It represents a primordial (cosmogonic) typology of world culture and functions
as a paired category expressing the dichotomy of the polarized whole of world
culture. It characterizes simultaneously both the ambivalent, symbolic unity of
human culture (evolving precisely within the framework of East and West) and
its division into models of cultural identity fundamentally distinct, and, in
many ways, antithetical to each other. Presupposing yet at the same time
excluding each other, these models embody both the complementary and
contradictory nature of principles that serve as polarities, i.e. the dialectic
of unity and plurality of world culture as a complex, self-evolving Whole. If a
given cultural text expresses in some aspect or another one of these two
polarities, then its opposite always shows up in the epistemological context of
this cultural text in order to compensate for the incompleteness and
one-sidedness of the first polarity. Constituting an extremely broad system of
semantic formation built on spatial coordinates and serving any concrete
national culture, "East -- West" represents, in the
interrelationships of its content, a simple and universal case of cultural topology in general (two distinct topoi, forming a pair possessing
semantic intensity and, at the same time, an organic semantic association).
As a
rule, the juxtaposition of North and South replaced the antinomy of East and
West whenever the dichotomy of East and West seemed insufficient or
inapplicable. Thus, for Russian culture of the XVIII to XIX centuries, the
North as personified by North Palmyra/St. Petersburg constituted a Russian
variant of West European civilization confronting the "wild" South
(the untamed mountains of the Caucasus, "the plains of the Kirghiz-Kaisak
[nationality]”, exotic Central Asia, dangerous neighbors, that is, Turkey and
Persia, remote and mysterious China, isolated from the world by the Great
Wall).
In
contrast to the "North -- South" dichotomy, the semantic pair "East
-- West" represents a clearly defined dilemma with implications for
society, culture and civilization: either/or.
The
juxtaposition of the cultures of East and West (especially impressive in the
light of the research carried out by M. Weber into Western and Eastern
religions) has revealed a nearly infinite series of semantic antinomies between
them: democracy (freedom, equality) -- despotism; asceticism -- mysticism;
scientific knowledge, rationalism -- intuition, custom; dynamism, development
-- immobility, stability; modernization, innovation -- traditionalism,
ritualism; individualism, the human personality -- collectivism, the state; Logos -- Dao; an active
technical-technological transformation of the world -- the attainment of
harmony with nature and one's environment; a market economy, bourgeois society
-- a classless society, communism. The cultural-philosophical typologies of
East and West in the XX century are highly diverse (compare the positions of Karl
Jaspers, Carl Jung, V. Shubart, N. Conrad), but, in one way or another, they
include a dichotomy of opposites, whether the opposition is softened or
highlighted.
East
and West, representing distinct paradigms of society, culture and civilization,
have coexisted for centuries and even millennia, battling each other,
interacting with each other and -- openly or indirectly -- influencing each
other. Yet, in the process of confronting each other in history (a process that
has constantly changed its forms and the semantic interrelationship of the
above paradigms), East and West nonetheless were never able to overcome their
semantic and structural parallelism, i.e., their mutual non-interchangeability,
their symbolic (political, philosophical, religious, artistic, and so on)

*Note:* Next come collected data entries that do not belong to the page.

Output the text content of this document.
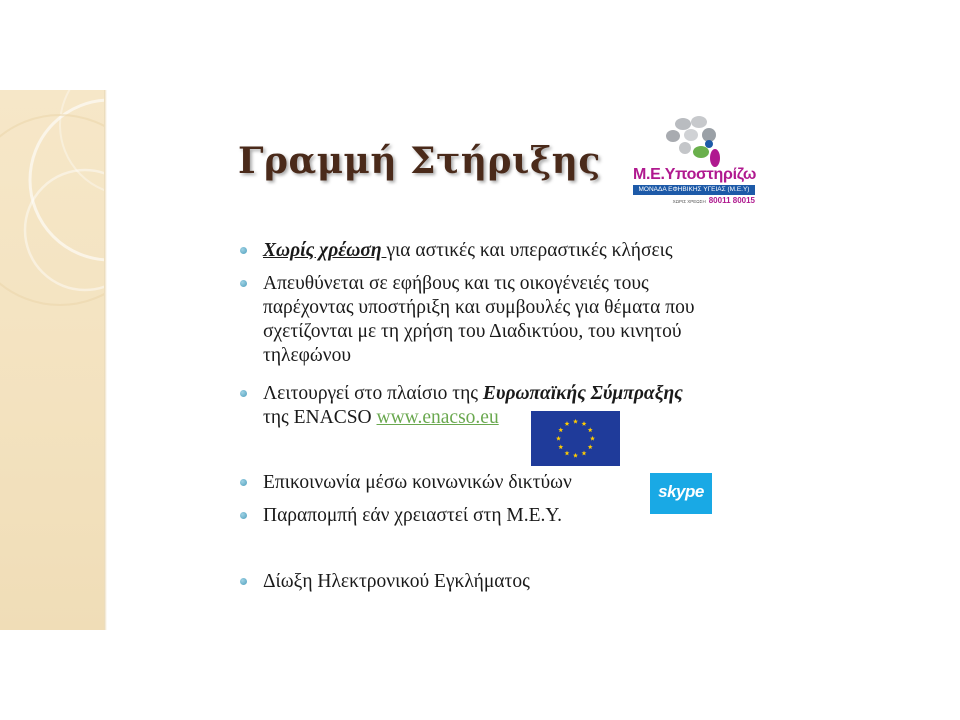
Γραμμή Στήριξης Μ.Ε.Υποστηρίζω
ΜΟΝΑΔΑ ΕΦΗΒΙΚΗΣ ΥΓΕΙΑΣ (Μ.Ε.Υ)
ΧΩΡΙΣ ΧΡΕΩΣΗ 80011 80015
Χωρίς χρέωση για αστικές και υπεραστικές κλήσεις
Απευθύνεται σε εφήβους και τις οικογένειές τους
παρέχοντας υποστήριξη και συμβουλές για θέματα που
σχετίζονται με τη χρήση του Διαδικτύου, του κινητού
τηλεφώνου
Λειτουργεί στο πλαίσιο της Ευρωπαϊκής Σύμπραξης
της ENACSO www.enacso.eu
Επικοινωνία μέσω κοινωνικών δικτύων	skype
Παραπομπή εάν χρειαστεί στη Μ.Ε.Υ.
Δίωξη Ηλεκτρονικού Εγκλήματος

antinomy. However far apart the cultural, semantic systems of East and West may
be, they remain linked to each other -- at the very least by the sum total of
distinct principles or set of criteria and principles, by which they may be
compared to each other (including also as antithetical pairs). However closely
East and West draw near to each other, mutually exclusive norms and values,
capable of polarizing their semantic fields to an extreme degree, will always
be found. Even when applied to a single, culturally unitary object of
observation or scientific study, one may still speak of the ambivalence of
Eastern and Western principles represented by it.